Дуня же была ему просто необходима; отказаться от нее для
него было немыслимо. Давно уже, уже несколько лет, со сластию мечтал он о
женитьбе, но все прикапливал денег и ждал. Он с упоением помышлял, в
глубочайшем секрете, о девице благонравной и бедной (непременно бедной), очень
молоденькой, очень хорошенькой, благородной и образованной, очень запуганной,
чрезвычайно много испытавшей несчастий и вполне перед ним приникшей, такой,
которая бы всю жизнь считала его спасением своим, благоговела перед ним,
подчинялась, удивлялась ему, и только ему одному. Сколько сцен, сколько
сладостных эпизодов создал он в воображении на эту соблазнительную и игривую
тему, отдыхая в тиши от дел! И вот мечта стольких лет почти уже осуществлялась:
красота и образование Авдотьи Романовны поразили его; беспомощное положение ее
раззадорило его до крайности. Тут являлось даже несколько более того, о чем он
мечтал: явилась девушка гордая, характерная, добродетельная, воспитанием и
развитием выше его (он чувствовал это), и такое-то существо будет рабски
благодарно ему всю жизнь за его подвиг и благоговейно уничтожится перед ним, а
он-то будет безгранично и всецело владычествовать!.. Как нарочно, незадолго
перед тем, после долгих соображений и ожиданий, он решил наконец окончательно
переменить карьеру и вступить в более обширный круг деятельности, а с тем
вместе мало-помалу перейти и в более высшее общество, о котором он давно уже с
сладострастием подумывал… Одним словом, он решился попробовать Петербурга. Он
знал, что женщинами можно «весьма и весьма» много выиграть. Обаяние прелестной,
добродетельной и образованной женщины могло удивительно скрасить его дорогу,
привлечь к нему, создать ореол… и вот все рушилось! Этот теперешний внезапный,
безобразный разрыв подействовал на него, как удар грома. Это была какая-то
безобразная шутка, нелепость! Он только капельку покуражился: он даже не успел
и высказаться, он просто пошутил, увлекся, а кончилось так серьезно! Наконец,
ведь он уже даже любил по-своему Дуню, он уже владычествовал над нею в мечтах
своих – и вдруг!.. Нет! Завтра же, завтра же все это надо восстановить,
залечить, исправить, а главное – уничтожить этого заносчивого молокососа
мальчишку, который был всему причиной. С болезненным ощущением припоминался
ему, тоже как-то невольно, Разумихин… но, впрочем, он скоро с этой стороны
успокоился: «Еще бы и этого-то поставить с ним рядом!» Но кого он в самом деле
серьезно боялся, – так это Свидригайлова… Одним словом, предстояло много
хлопот…
* * *
– Нет, я, я более всех виновата! – говорила Дунечка, обнимая
и целуя мать, – я польстилась на его деньги, но, клянусь, брат, я и не
воображала, чтоб это был такой недостойный человек! Если б я разглядела его
раньше, я бы ни на что не польстилась! Не вини меня, брат!

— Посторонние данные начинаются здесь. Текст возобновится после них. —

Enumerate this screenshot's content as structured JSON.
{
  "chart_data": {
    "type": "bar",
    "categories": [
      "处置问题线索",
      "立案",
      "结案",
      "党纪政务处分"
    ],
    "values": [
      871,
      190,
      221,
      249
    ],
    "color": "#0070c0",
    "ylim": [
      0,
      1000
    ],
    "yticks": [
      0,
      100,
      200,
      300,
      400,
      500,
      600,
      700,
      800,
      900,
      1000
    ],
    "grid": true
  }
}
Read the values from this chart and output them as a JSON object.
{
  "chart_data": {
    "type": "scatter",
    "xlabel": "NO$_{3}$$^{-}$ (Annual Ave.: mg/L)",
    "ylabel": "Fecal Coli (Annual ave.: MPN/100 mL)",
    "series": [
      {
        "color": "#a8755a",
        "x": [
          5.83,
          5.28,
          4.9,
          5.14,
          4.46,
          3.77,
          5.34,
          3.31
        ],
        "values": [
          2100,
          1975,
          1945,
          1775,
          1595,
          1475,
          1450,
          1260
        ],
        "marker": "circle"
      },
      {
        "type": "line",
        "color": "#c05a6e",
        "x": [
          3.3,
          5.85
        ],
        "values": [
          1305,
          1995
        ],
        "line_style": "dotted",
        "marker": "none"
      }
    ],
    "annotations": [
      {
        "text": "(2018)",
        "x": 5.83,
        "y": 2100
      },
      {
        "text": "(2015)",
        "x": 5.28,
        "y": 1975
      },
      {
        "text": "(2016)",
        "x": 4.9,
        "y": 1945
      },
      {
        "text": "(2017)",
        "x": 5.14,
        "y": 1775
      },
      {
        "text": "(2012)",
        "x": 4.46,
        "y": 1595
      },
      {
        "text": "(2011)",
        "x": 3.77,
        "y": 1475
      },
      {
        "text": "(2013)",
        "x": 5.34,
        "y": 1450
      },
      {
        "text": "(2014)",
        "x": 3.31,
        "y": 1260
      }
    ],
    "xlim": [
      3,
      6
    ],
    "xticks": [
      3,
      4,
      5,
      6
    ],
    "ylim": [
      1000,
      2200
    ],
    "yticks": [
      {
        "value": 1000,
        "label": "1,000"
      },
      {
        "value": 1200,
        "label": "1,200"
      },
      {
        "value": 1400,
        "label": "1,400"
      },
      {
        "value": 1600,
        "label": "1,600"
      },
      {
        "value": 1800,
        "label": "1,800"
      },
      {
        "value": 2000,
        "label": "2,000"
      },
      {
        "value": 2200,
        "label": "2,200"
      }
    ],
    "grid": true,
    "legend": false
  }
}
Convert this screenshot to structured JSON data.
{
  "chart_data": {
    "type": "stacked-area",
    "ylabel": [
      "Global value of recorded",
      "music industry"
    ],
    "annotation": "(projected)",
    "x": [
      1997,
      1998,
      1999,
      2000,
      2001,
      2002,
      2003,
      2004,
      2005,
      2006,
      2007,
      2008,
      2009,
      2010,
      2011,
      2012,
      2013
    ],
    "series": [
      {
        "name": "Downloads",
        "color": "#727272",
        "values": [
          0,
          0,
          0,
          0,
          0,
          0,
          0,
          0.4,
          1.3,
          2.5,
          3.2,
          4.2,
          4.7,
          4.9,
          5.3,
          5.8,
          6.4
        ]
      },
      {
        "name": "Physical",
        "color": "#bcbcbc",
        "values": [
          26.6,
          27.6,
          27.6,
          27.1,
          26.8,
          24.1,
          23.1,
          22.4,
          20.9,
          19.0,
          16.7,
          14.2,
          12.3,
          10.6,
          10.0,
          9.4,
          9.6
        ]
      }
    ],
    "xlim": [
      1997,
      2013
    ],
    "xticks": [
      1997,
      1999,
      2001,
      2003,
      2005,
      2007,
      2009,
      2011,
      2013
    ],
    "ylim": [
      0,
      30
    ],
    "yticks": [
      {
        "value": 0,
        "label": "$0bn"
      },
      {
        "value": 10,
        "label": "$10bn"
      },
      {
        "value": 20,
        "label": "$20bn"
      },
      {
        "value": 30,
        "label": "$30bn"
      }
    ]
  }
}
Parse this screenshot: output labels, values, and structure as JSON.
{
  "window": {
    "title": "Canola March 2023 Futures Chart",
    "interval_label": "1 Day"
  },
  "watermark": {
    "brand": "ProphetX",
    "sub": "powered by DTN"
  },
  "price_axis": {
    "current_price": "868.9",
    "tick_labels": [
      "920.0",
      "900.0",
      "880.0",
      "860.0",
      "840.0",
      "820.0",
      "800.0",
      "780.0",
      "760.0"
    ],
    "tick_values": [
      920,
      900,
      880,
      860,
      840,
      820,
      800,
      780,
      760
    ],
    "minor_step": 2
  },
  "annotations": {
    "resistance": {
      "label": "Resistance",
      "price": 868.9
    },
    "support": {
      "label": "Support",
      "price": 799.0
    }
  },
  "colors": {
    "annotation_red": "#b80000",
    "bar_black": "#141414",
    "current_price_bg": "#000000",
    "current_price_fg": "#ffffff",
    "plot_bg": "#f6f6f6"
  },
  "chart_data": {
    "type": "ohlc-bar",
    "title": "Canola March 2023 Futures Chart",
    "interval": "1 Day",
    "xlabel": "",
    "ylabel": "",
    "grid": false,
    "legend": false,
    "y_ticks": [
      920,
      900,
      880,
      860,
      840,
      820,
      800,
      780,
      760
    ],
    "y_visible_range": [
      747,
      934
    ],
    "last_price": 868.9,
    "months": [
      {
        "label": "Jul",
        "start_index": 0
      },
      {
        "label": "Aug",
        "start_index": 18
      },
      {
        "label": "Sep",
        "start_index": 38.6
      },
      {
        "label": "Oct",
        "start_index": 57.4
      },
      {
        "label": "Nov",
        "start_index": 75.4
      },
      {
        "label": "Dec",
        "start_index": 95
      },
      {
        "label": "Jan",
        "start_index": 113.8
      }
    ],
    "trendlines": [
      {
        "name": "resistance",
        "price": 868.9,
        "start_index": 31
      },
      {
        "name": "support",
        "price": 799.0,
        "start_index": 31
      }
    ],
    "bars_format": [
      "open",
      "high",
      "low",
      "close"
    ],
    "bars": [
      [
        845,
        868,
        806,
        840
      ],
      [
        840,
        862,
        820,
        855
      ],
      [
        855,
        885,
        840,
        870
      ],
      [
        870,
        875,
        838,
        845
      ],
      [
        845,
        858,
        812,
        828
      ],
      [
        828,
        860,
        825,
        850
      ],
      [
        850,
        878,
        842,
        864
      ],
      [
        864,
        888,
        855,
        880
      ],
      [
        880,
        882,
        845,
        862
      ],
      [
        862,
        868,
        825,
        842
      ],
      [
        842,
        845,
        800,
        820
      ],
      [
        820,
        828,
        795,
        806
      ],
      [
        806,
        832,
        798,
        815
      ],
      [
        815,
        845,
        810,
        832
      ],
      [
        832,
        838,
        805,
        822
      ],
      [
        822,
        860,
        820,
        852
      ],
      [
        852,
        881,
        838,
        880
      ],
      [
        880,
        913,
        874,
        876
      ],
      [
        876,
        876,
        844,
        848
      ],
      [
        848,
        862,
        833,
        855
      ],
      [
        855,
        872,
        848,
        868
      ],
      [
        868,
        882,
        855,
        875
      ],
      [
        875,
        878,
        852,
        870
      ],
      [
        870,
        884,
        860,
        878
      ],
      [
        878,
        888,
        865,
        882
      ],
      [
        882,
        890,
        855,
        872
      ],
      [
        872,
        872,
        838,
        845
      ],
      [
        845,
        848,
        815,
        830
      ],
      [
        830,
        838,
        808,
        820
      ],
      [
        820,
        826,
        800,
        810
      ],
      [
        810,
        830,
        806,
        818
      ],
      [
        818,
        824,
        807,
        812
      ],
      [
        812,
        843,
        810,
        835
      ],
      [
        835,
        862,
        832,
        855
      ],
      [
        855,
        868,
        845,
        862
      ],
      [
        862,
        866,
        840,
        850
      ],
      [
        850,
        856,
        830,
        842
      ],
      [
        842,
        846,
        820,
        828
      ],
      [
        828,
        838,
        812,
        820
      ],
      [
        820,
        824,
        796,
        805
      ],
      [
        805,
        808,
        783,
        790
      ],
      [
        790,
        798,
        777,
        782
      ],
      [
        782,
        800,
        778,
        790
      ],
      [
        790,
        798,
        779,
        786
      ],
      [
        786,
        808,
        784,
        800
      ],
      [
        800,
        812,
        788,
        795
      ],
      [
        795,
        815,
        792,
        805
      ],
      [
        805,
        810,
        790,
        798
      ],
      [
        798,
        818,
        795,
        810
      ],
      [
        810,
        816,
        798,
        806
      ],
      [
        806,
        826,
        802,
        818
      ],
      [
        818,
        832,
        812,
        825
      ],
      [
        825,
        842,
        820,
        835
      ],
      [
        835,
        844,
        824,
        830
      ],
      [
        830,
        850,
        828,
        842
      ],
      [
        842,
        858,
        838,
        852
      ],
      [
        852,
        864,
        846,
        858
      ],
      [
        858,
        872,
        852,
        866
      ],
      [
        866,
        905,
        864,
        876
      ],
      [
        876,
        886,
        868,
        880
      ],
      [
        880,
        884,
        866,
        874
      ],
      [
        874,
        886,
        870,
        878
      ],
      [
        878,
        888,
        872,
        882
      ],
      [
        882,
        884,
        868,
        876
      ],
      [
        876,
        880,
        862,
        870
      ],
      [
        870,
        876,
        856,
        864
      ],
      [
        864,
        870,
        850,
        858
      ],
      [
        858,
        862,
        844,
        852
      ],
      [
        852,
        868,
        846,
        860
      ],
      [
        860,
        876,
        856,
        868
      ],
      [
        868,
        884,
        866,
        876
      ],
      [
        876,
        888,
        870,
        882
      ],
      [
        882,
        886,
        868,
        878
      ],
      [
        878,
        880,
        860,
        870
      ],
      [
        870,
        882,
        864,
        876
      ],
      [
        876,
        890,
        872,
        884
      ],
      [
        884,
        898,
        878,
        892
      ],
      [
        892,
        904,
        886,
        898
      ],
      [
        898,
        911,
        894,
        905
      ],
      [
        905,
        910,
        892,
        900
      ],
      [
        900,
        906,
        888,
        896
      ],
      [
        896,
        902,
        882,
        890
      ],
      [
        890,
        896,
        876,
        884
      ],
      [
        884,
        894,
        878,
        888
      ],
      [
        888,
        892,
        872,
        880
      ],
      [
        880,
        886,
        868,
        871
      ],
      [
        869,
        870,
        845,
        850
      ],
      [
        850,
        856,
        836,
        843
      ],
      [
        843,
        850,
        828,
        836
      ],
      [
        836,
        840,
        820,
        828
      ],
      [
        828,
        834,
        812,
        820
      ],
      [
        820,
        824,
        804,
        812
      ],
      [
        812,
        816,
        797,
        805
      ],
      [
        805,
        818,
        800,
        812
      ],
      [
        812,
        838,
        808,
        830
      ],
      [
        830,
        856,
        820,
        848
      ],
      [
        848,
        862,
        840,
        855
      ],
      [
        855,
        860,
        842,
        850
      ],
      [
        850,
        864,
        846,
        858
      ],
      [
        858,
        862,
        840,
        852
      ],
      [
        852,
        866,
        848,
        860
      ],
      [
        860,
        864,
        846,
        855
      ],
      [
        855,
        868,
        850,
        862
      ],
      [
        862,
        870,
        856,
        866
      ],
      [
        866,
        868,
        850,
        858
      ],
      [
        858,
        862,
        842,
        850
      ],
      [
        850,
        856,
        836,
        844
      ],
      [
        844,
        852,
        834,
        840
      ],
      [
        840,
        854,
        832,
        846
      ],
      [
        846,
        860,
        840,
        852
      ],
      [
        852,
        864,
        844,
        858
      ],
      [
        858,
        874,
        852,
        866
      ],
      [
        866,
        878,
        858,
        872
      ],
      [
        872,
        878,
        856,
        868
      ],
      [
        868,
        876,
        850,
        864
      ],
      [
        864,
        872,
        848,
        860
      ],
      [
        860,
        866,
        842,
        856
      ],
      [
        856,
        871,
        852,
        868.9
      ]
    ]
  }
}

– Бог избавил! бог избавил! – бормотала Пульхерия
Александровна, но как-то бессознательно, как будто еще не совсем взяв в толк
все, что случилось.
Все радовались, через пять минут даже смеялись. Иногда
только Дунечка бледнела и сдвигала брови, припоминая случившееся. Пульхерия
Александровна и воображать не могла, что она тоже будет рада; разрыв с Лужиным
представлялся ей еще утром страшною бедой. Но Разумихин был в восторге. Он не
смел еще вполне его выразить, но весь дрожал как в лихорадке, как будто
пятипудовая гиря свалилась с его сердца. Теперь он имеет право отдать им всю
свою жизнь, служить им… Да мало ли что теперь! А впрочем, он еще пугливее гнал
дальнейшие мысли и боялся своего воображения. Один только Раскольников сидел
все на том же месте, почти угрюмый и даже рассеянный. Он, всего больше настаивавший
на удалении Лужина, как будто всех меньше интересовался теперь случившимся.
Дуня невольно подумала, что он все еще очень на нее сердится, а Пульхерия
Александровна приглядывалась к нему боязливо.